Since GIBEX was started in 2003-04, it has used this approach to identify 17 plant extracts that have been licensed to pharmaceutical companies, Lila said.

These extracts involve so-called secondary compounds — phytochemicals that aren’t directly involved in a plant’s normal growth, development or reproduction, she explained. Instead, these chemicals are created to help the plants protect and defend themselves and attract pollinators.

“Pigments such as carotenoids in tomatoes and anthocyanins in blueberries are examples. They won’t necessarily accumulate in the plant unless the plant is under stress, and that’s why wild plants tend to have the highest concentrations of these secondary components,” she said.

“Now interestingly, these same components that a plant uses to enhance its own survival under stress can interact with human therapeutic targets when the plant is ingested as food,” she added. “They will interact with human therapeutic targets to specifically counteract human disease and improve human metabolism.”
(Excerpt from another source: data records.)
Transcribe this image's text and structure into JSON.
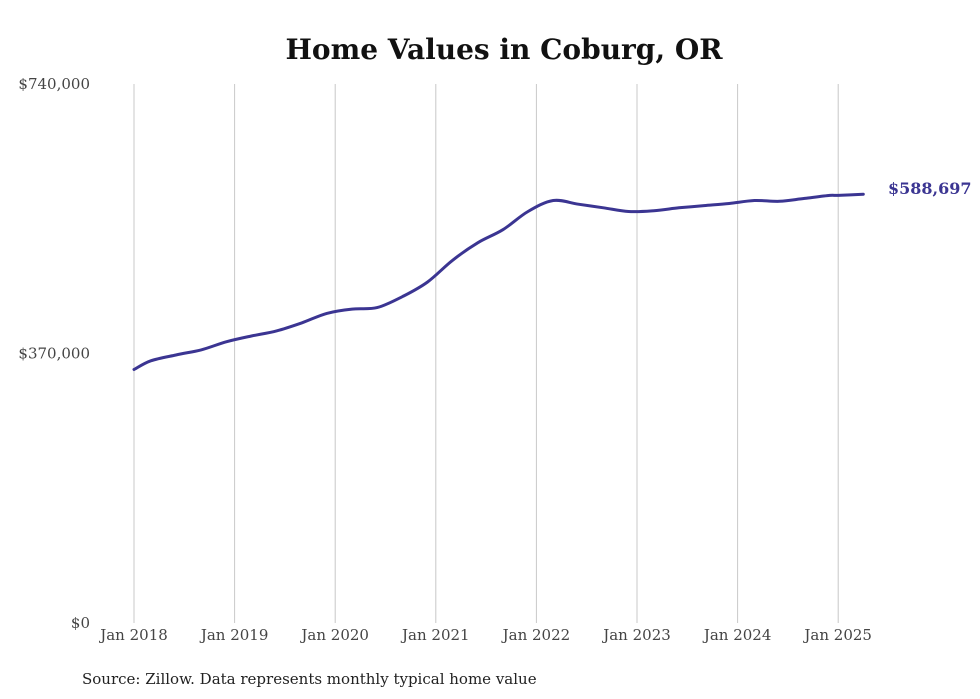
{
  "chart_data": {
    "type": "line",
    "title": "Home Values in Coburg, OR",
    "xlabel": "",
    "ylabel": "",
    "source": "Source: Zillow. Data represents monthly typical home value",
    "ylim": [
      0,
      740000
    ],
    "yticks": [
      {
        "value": 0,
        "label": "$0"
      },
      {
        "value": 370000,
        "label": "$370,000"
      },
      {
        "value": 740000,
        "label": "$740,000"
      }
    ],
    "xticks": [
      {
        "value": "2018-01",
        "label": "Jan 2018"
      },
      {
        "value": "2019-01",
        "label": "Jan 2019"
      },
      {
        "value": "2020-01",
        "label": "Jan 2020"
      },
      {
        "value": "2021-01",
        "label": "Jan 2021"
      },
      {
        "value": "2022-01",
        "label": "Jan 2022"
      },
      {
        "value": "2023-01",
        "label": "Jan 2023"
      },
      {
        "value": "2024-01",
        "label": "Jan 2024"
      },
      {
        "value": "2025-01",
        "label": "Jan 2025"
      }
    ],
    "grid": "vertical",
    "line_color": "#3b3592",
    "end_label": "$588,697",
    "series": [
      {
        "x": [
          "2018-01",
          "2018-03",
          "2018-06",
          "2018-09",
          "2018-12",
          "2019-03",
          "2019-06",
          "2019-09",
          "2019-12",
          "2020-03",
          "2020-06",
          "2020-09",
          "2020-12",
          "2021-03",
          "2021-06",
          "2021-09",
          "2021-12",
          "2022-03",
          "2022-06",
          "2022-09",
          "2022-12",
          "2023-03",
          "2023-06",
          "2023-09",
          "2023-12",
          "2024-03",
          "2024-06",
          "2024-09",
          "2024-12",
          "2025-01",
          "2025-04"
        ],
        "values": [
          348000,
          360000,
          368000,
          375000,
          386000,
          394000,
          401000,
          412000,
          425000,
          431000,
          433000,
          448000,
          468000,
          498000,
          522000,
          540000,
          565000,
          580000,
          575000,
          570000,
          565000,
          566000,
          570000,
          573000,
          576000,
          580000,
          579000,
          583000,
          587000,
          587000,
          588697
        ]
      }
    ]
  }
}
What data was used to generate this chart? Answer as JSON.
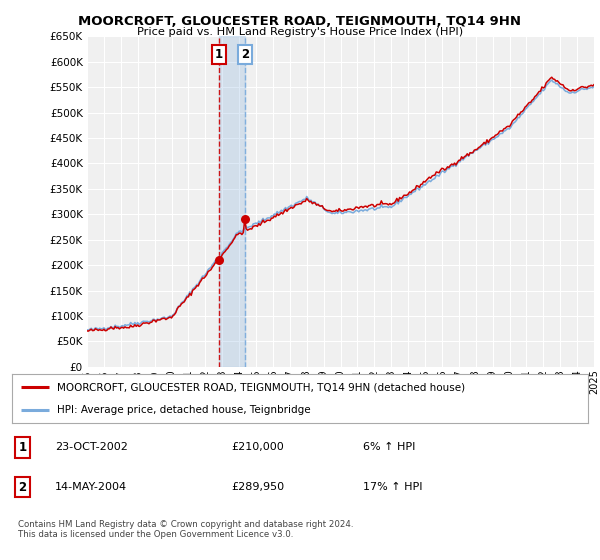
{
  "title": "MOORCROFT, GLOUCESTER ROAD, TEIGNMOUTH, TQ14 9HN",
  "subtitle": "Price paid vs. HM Land Registry's House Price Index (HPI)",
  "legend_line1": "MOORCROFT, GLOUCESTER ROAD, TEIGNMOUTH, TQ14 9HN (detached house)",
  "legend_line2": "HPI: Average price, detached house, Teignbridge",
  "transaction1_label": "1",
  "transaction1_date": "23-OCT-2002",
  "transaction1_price": "£210,000",
  "transaction1_hpi": "6% ↑ HPI",
  "transaction2_label": "2",
  "transaction2_date": "14-MAY-2004",
  "transaction2_price": "£289,950",
  "transaction2_hpi": "17% ↑ HPI",
  "footnote": "Contains HM Land Registry data © Crown copyright and database right 2024.\nThis data is licensed under the Open Government Licence v3.0.",
  "hpi_color": "#7aabdc",
  "price_color": "#cc0000",
  "vline1_color": "#cc0000",
  "vline2_color": "#7aabdc",
  "background_color": "#ffffff",
  "plot_bg_color": "#f0f0f0",
  "grid_color": "#ffffff",
  "ylim": [
    0,
    650000
  ],
  "yticks": [
    0,
    50000,
    100000,
    150000,
    200000,
    250000,
    300000,
    350000,
    400000,
    450000,
    500000,
    550000,
    600000,
    650000
  ],
  "x_start_year": 1995,
  "x_end_year": 2025,
  "transaction1_year": 2002.81,
  "transaction2_year": 2004.37,
  "transaction1_value": 210000,
  "transaction2_value": 289950
}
While Lila spends some of her time in the field looking for plants with such properties, she also conducts complex laboratory research aimed at understanding the precise health benefits of particular phytochemicals and at shedding light on the previously hidden ways that the chemicals build people’s muscles, boost immunity, inhibit cancer, reduce inflammation and more. One of Lila’s recent studies found, for example, that concentrated amounts of blueberry anthocyanin reduced glucose levels in diabetic mice better than metformin, a drug widely prescribed for type 2 diabetes.

In looking ahead, Lila said she hopes to continue to discover plants that could become agricultural crops that boost human health.